Monday, February 23, 2009

Kayak Towing

There are many tow belts on the market and it is important to get one that you can work with. Some tow systems are mounted the the kayak and others are attached to the paddler.  All tow systems should have a quick release. Given the various styles, I can really only speak of one.  I have found it to be the easiest to use when I need it.  My choice is the North Water Sea Tec Tow Line.  It has been easy for me to use and when I daisy chain the tow line I can set it for various lengths.




So when is it time to use the tow belt.  Well being a sea kayak guide, you are asked all the time to provide assistance to tired paddles.  But this would be a bit of a misuse of an important rescue tool. It is not worn by guides to give clients free rides.  Plus over working your guide in a non rescue situation is not a good idea.  You want you guide to have plenty of strength I a real towing scenario were to develop.  Some examples of when to tow.

1. An injured paddler needs assistance getting back to shore.
2. An incapacitated paddler is being supported by another kayak and a tow is needed to get to a safe location.
3. A paddler is stuck in a dangerous situation such as crashing waves on a rock wall.  A rescuer paddler can assist them to safer waters with the use of a tow.
4. I have done this in the past.  When you are leading a group across a channel with swift currents and one of the kayaks in the group is getting sweep too far off course.  The tow can rejoin them with the group to set a new angle of attach to getting across the channel as one group.

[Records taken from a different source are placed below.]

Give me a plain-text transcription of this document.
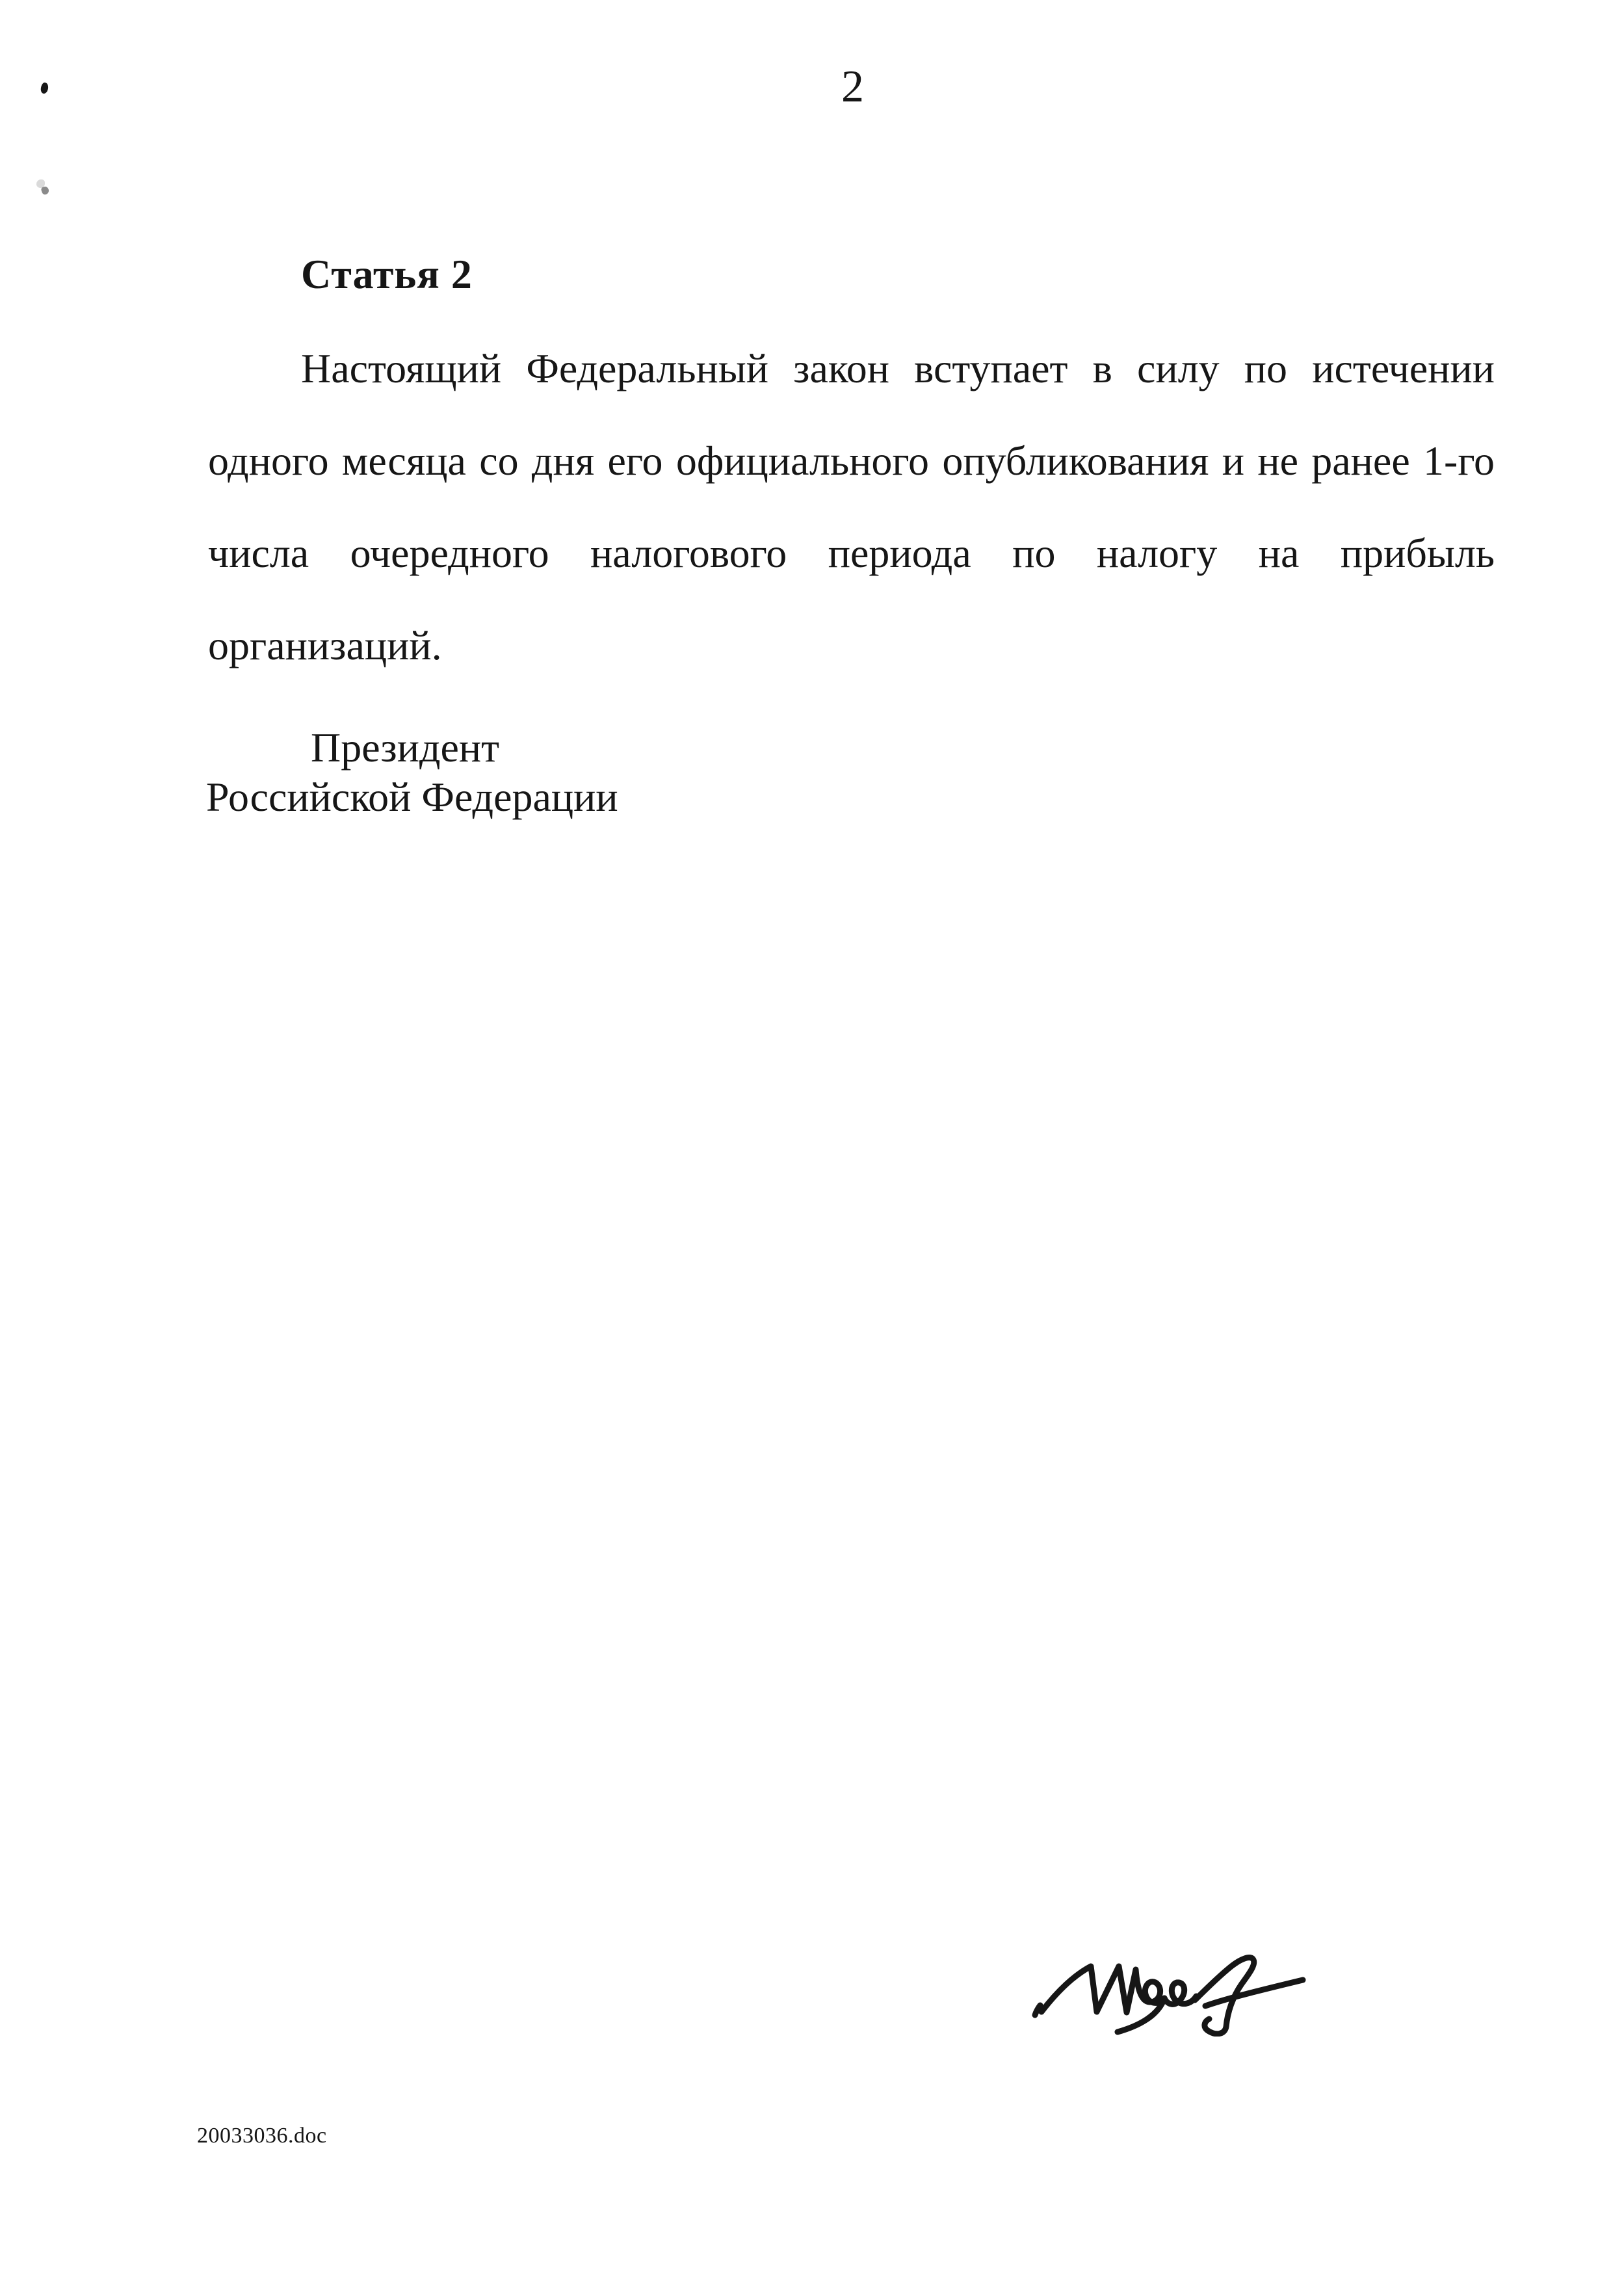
2
Статья 2
Настоящий Федеральный закон вступает в силу по истечении
одного месяца со дня его официального опубликования и не ранее 1-го
числа очередного налогового периода по налогу на прибыль организаций.
Президент
Российской Федерации
20033036.doc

So no where in the list did I list a paddler just being tired.  In most cases were a paddler is tired you can try to adjust the group pace to relieve the stain on the tired paddler.  Have good group dynamics and control as a leader is very important.

There are a few variations of towing you can use.  When setting up a tow with a tow system (belt) I always make sure to attach to the other kayaks bow deck lines.  The perimeter deck lines are attached in various places along the kayak.  If for some reason one of the mounts breaks you are still attached to the deck line and do not lose the paddler being towed.

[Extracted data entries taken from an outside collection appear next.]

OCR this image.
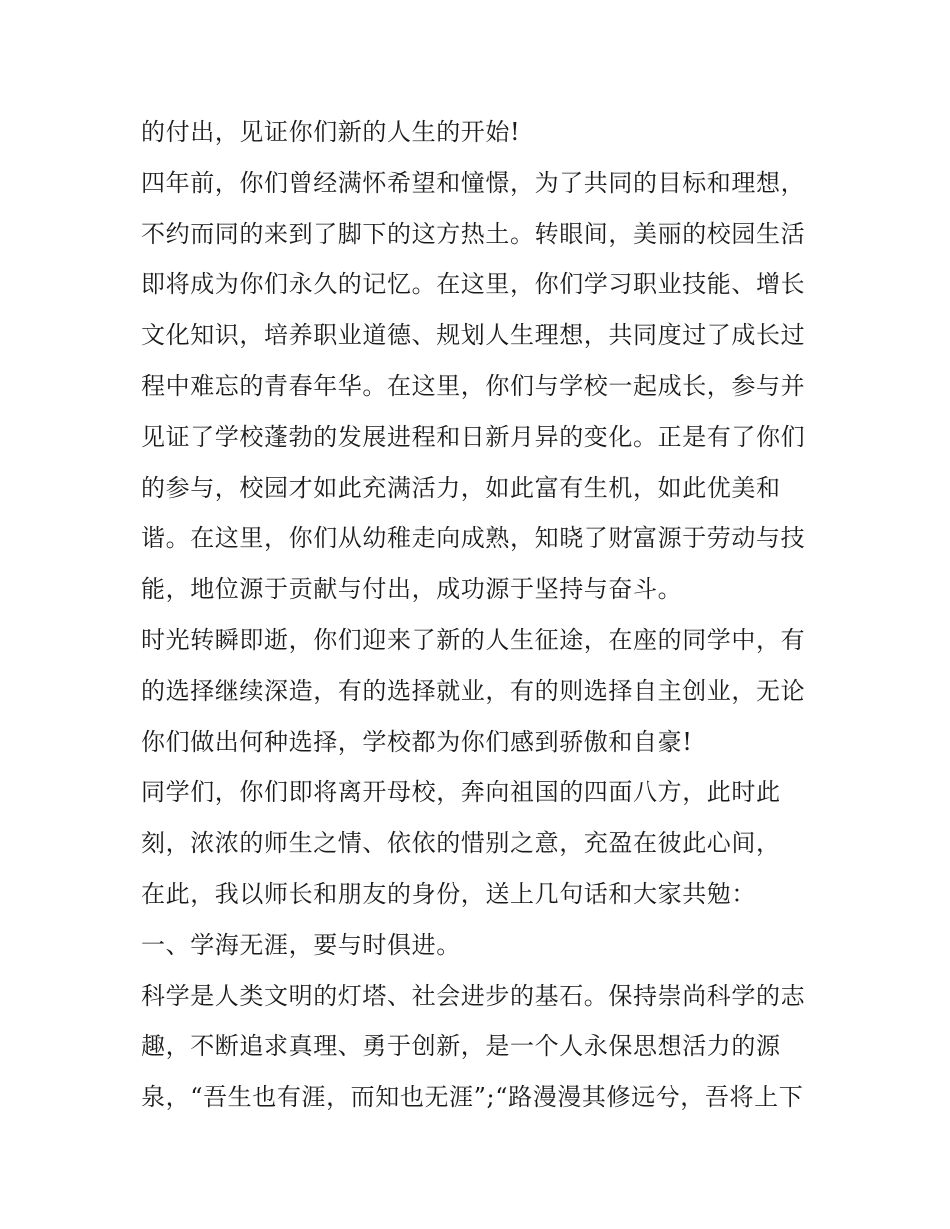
的付出，见证你们新的人生的开始!
四年前，你们曾经满怀希望和憧憬，为了共同的目标和理想，
不约而同的来到了脚下的这方热土。转眼间，美丽的校园生活
即将成为你们永久的记忆。在这里，你们学习职业技能、增长
文化知识，培养职业道德、规划人生理想，共同度过了成长过
程中难忘的青春年华。在这里，你们与学校一起成长，参与并
见证了学校蓬勃的发展进程和日新月异的变化。正是有了你们
的参与，校园才如此充满活力，如此富有生机，如此优美和
谐。在这里，你们从幼稚走向成熟，知晓了财富源于劳动与技
能，地位源于贡献与付出，成功源于坚持与奋斗。
时光转瞬即逝，你们迎来了新的人生征途，在座的同学中，有
的选择继续深造，有的选择就业，有的则选择自主创业，无论
你们做出何种选择，学校都为你们感到骄傲和自豪!
同学们，你们即将离开母校，奔向祖国的四面八方，此时此
刻，浓浓的师生之情、依依的惜别之意，充盈在彼此心间，
在此，我以师长和朋友的身份，送上几句话和大家共勉：
一、学海无涯，要与时俱进。
科学是人类文明的灯塔、社会进步的基石。保持崇尚科学的志
趣，不断追求真理、勇于创新，是一个人永保思想活力的源
泉，“吾生也有涯，而知也无涯”;“路漫漫其修远兮，吾将上下
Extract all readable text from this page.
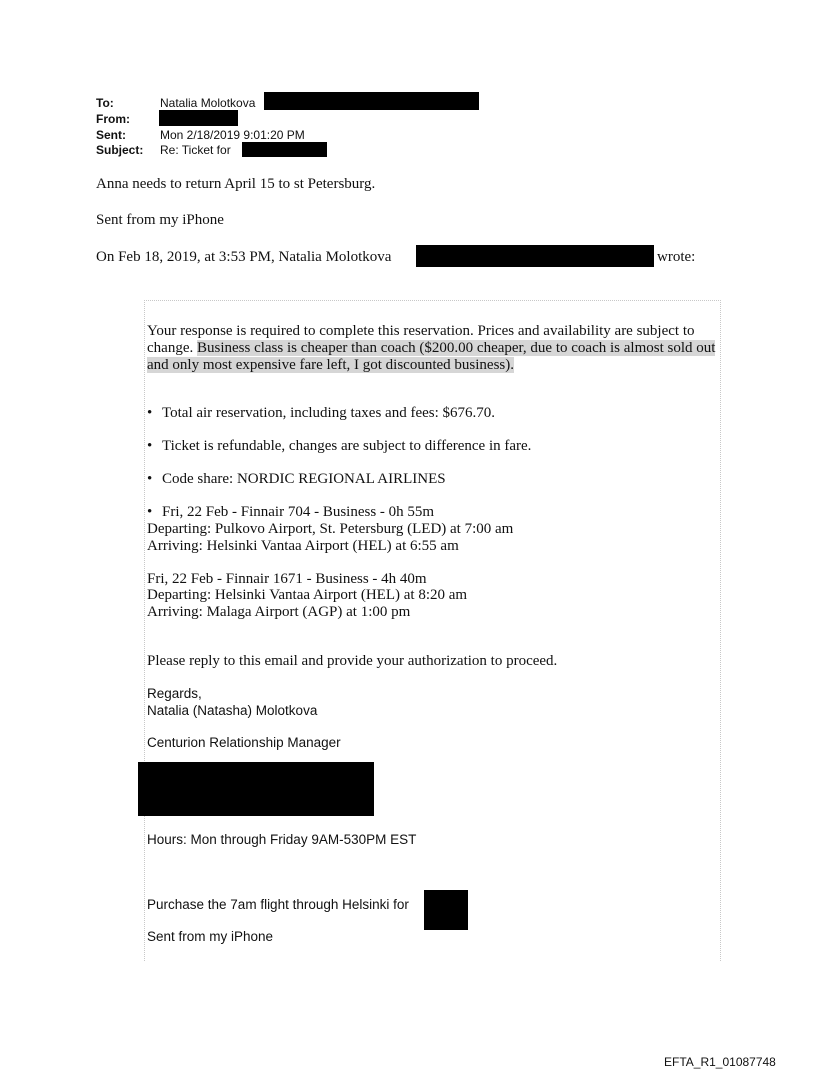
To:	Natalia Molotkova
From:
Sent:	Mon 2/18/2019 9:01:20 PM
Subject: Re: Ticket for
Anna needs to return April 15 to st Petersburg.
Sent from my iPhone
On Feb 18, 2019, at 3:53 PM, Natalia Molotkova	wrote:
Your response is required to complete this reservation. Prices and availability are subject to change. Business class is cheaper than coach ($200.00 cheaper, due to coach is almost sold out and only most expensive fare left, I got discounted business).
• Total air reservation, including taxes and fees: $676.70.
• Ticket is refundable, changes are subject to difference in fare.
• Code share: NORDIC REGIONAL AIRLINES
• Fri, 22 Feb - Finnair 704 - Business - 0h 55m
Departing: Pulkovo Airport, St. Petersburg (LED) at 7:00 am
Arriving: Helsinki Vantaa Airport (HEL) at 6:55 am
Fri, 22 Feb - Finnair 1671 - Business - 4h 40m
Departing: Helsinki Vantaa Airport (HEL) at 8:20 am
Arriving: Malaga Airport (AGP) at 1:00 pm
Please reply to this email and provide your authorization to proceed.
Regards,
Natalia (Natasha) Molotkova
Centurion Relationship Manager
Hours: Mon through Friday 9AM-530PM EST
Purchase the 7am flight through Helsinki for
Sent from my iPhone
EFTA_R1_01087748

First I will introduce the Contact Tow.  This is  a simple town that can be used for a short distance and quick setup.  The kayaker in need of a tow simply grabs hold of the the bow of the kayker providing the tow.  If the kayak in need of assistance is positioned so that they are face to face to the rescue kayaker.  Then communication is very easy between the two kayakers. This can be a good method if there are only two kayakers and one is sea sick.  The sea sick paddler can rest by leaning on the the rescue kayak and the rescue kayaker can move them to shore.




Second is the Straight Tow.  A rescue kayak is attached to the bow deck line of a paddler in need of assistance.  If there is only two of you the kayaker needing assistance must be capable for maintain balance to prevent capsize.  The length of the tow can be decided on a couple of factors.  I have found if it is going to be a long tow, then I like to have a nice long length of line out (around 30 ft).  If I am going to be doing a short distance quick tow I usually have about 15 ft of line for the tow.  The next factor to consider is your direction of travel in relation to the sea.  Are paddling into the waves or do you have a following sea.  With a following sea (waves approaching from the stern) then I suggest 30 ft of tow line.  Kayaking into the waves (wave approaching from the bow) then I go with about 15 ft.  Make sure you have good communication with the paddler being towed.  This means you may have to use a loud voice to project over wind and waves.




The third tow is the Rafted Tow.  This is used when there are more than two kayakers and the kayaker in need is not able to maintain balance to prevent capsize.  The set up is close to the Straight Tow except the tow line is passed through the bow deck line of the support kayak then attached to the kayaker in need of assistance.  The will bring the bow of the two kayaks being towed together making it easier for the rescue kayak.  The support kayak is to aid in balance and communication.  Sea sickness often causes paddlers to be off balance, therefore this is a great tow for that situation.




The last town I am going to mention is what I call the In Line Tow.  When you have a group of paddlers on the water and one of the kayakers finds themselves in need.  This can help increase the speed and distance you can cover.  The set up is the same as the Rafter Tow, except the kayak providing the tow now gets assistance.  This in done by a fourth kayaker attaching to the bow deck line on the kayak towing the raft.  This is set up like the Straight Tow.  Now you have two kayakers providing power to the raft.




There are other ways of setting up tows, but my focus here was to introduce kayakers to the main tows that I have used and found successful.  All these tows should be practiced with your paddler partners.  Towing can be very exhausting, so pace yourself if you are in for a long tow. Remeber a tow belt is a rescue tool.  Use it as it was intended and do not give out free rides.

Hope everyone was able to follow the diagrams I made.  Please leave comments if there are any questions.

ANYWAY,,, I hope everyone is having a wondeful night.